Theologian Paul J. Griffiths is the author, co-author, and editor of over twenty books and hundreds of essays, articles, and translations. In Regret: A Theology, available from University of Notre Dame Press, he joins the growing list of Catholic theologians who are increasingly writing about everyday activities, such as writing, dressing, eating, cleaning, thinking, and arguing, which, according to Griffiths, “haven’t in the past been central to Catholic theology—not even to Catholic moral theology.”
Griffiths points out that we Americans have much to regret. “Our collective past,” he says, “like the past of all nations, is littered with atrocities, and our present isn’t free of them either; each of us is complicit in them.” Especially today, he continues, “in a very particular way, we lament the deaths of those who have died unnecessarily, and regret, I hope, our individual and collective failings that have made those deaths more numerous than they might have been.”
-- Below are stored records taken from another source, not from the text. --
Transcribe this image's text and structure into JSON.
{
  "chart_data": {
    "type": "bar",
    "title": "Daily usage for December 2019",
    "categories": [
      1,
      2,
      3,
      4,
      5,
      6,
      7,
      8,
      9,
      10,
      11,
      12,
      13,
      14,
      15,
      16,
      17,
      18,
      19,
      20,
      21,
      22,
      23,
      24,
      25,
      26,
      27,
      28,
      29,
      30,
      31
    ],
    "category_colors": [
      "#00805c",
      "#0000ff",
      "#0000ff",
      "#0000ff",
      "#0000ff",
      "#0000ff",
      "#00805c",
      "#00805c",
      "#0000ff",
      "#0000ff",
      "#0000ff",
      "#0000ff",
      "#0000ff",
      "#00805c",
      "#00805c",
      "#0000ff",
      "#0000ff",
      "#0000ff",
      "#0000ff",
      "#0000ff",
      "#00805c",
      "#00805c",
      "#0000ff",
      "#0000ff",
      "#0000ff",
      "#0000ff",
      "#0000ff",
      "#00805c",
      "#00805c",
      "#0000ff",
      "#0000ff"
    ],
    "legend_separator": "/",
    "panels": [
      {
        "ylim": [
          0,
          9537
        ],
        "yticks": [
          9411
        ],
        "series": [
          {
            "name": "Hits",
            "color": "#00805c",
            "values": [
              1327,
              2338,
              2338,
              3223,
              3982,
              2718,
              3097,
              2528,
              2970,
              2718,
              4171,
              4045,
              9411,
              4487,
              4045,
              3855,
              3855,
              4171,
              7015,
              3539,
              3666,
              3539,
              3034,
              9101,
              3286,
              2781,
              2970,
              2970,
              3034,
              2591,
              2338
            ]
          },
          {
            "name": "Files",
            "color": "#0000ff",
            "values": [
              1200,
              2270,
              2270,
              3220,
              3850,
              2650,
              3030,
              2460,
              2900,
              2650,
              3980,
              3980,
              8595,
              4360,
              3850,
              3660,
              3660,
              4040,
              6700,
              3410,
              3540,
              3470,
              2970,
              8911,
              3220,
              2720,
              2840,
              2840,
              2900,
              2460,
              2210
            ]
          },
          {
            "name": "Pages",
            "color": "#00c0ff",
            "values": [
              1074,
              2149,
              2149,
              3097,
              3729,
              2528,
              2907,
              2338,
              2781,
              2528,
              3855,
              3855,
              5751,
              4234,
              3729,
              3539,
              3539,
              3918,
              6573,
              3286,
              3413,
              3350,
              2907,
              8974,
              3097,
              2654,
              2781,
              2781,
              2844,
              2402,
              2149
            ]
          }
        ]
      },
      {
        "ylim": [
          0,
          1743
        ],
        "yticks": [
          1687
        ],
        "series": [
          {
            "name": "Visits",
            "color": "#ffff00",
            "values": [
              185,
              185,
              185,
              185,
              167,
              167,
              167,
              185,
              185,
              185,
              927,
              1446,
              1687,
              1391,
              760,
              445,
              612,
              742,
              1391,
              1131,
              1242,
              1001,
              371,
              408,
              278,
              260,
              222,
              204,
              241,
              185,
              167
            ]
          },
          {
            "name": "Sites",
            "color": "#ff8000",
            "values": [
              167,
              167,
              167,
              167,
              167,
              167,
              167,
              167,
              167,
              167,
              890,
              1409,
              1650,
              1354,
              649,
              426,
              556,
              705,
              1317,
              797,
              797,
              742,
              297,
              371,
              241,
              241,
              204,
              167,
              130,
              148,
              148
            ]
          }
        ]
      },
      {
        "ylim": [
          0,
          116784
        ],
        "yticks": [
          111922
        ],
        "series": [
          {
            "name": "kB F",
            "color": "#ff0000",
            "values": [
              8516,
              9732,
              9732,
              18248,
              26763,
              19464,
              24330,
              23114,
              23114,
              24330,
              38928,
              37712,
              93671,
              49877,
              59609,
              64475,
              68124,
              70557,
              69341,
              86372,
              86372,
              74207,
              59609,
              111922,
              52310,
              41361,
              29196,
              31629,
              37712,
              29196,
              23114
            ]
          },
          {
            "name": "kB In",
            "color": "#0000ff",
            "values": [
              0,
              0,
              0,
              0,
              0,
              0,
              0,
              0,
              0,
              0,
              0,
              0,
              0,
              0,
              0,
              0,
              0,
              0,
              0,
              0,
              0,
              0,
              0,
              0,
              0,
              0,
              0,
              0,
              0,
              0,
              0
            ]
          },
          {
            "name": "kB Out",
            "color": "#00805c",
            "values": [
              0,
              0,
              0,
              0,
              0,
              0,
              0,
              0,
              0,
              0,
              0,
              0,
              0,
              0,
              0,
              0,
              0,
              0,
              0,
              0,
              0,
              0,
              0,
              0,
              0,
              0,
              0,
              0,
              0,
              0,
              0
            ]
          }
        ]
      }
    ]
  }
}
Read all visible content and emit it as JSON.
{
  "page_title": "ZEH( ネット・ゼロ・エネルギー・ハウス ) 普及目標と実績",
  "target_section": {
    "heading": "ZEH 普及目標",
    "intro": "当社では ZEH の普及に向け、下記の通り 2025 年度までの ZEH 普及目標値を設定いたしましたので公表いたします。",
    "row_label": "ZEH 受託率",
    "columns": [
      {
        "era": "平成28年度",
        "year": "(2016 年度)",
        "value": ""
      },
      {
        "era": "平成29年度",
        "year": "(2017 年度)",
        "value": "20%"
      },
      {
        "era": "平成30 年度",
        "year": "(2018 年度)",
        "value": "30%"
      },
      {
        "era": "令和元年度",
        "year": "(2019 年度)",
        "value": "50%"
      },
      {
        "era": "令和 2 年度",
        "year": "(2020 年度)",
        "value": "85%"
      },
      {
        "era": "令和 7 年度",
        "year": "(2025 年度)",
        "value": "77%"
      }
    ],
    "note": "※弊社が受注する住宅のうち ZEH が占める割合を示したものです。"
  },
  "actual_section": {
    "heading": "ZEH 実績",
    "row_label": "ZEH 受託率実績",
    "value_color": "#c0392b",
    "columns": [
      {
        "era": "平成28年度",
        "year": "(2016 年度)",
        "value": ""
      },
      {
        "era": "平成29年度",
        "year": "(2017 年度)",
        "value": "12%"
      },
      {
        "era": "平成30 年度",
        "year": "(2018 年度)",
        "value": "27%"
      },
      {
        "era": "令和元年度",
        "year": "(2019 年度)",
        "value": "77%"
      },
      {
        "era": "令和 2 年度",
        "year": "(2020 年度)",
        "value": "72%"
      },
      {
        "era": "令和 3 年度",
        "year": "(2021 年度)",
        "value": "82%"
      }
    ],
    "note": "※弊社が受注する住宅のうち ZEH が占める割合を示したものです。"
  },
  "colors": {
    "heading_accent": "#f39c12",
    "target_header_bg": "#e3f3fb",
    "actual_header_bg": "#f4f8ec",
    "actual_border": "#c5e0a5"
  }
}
In Regret, Griffiths examines attitudes encapsulated in the phrase, “I would it were otherwise,” including regret, contrition, remorse, compunction, lament, and repentance. He investigates the work of Henry James, Emily Dickinson, Tomas Tranströmer, Paul Celan, Jane Austen, George Herbert, and Robert Frost to show how regret is not a negative feature of human life but rather is essential for human flourishing and ultimately is to be patterned on the LORD’s regret.
The book has generated a great deal of interest. Francisca Aran Murphy, author of God is Not a Story, says, “It is a brilliant piece of analytic phenomenology, taking the reader through all the stages of regret.” David Bentley Hart, author of Theological Territories, calls the book, “wonderfully idiosyncratic, as is the case with all of Griffiths’s writings.” And Jonathan Malesic, in Commonweal writes, “The conversation it provokes may be quieter than what Griffiths has provoked in the past, but we need it nevertheless.”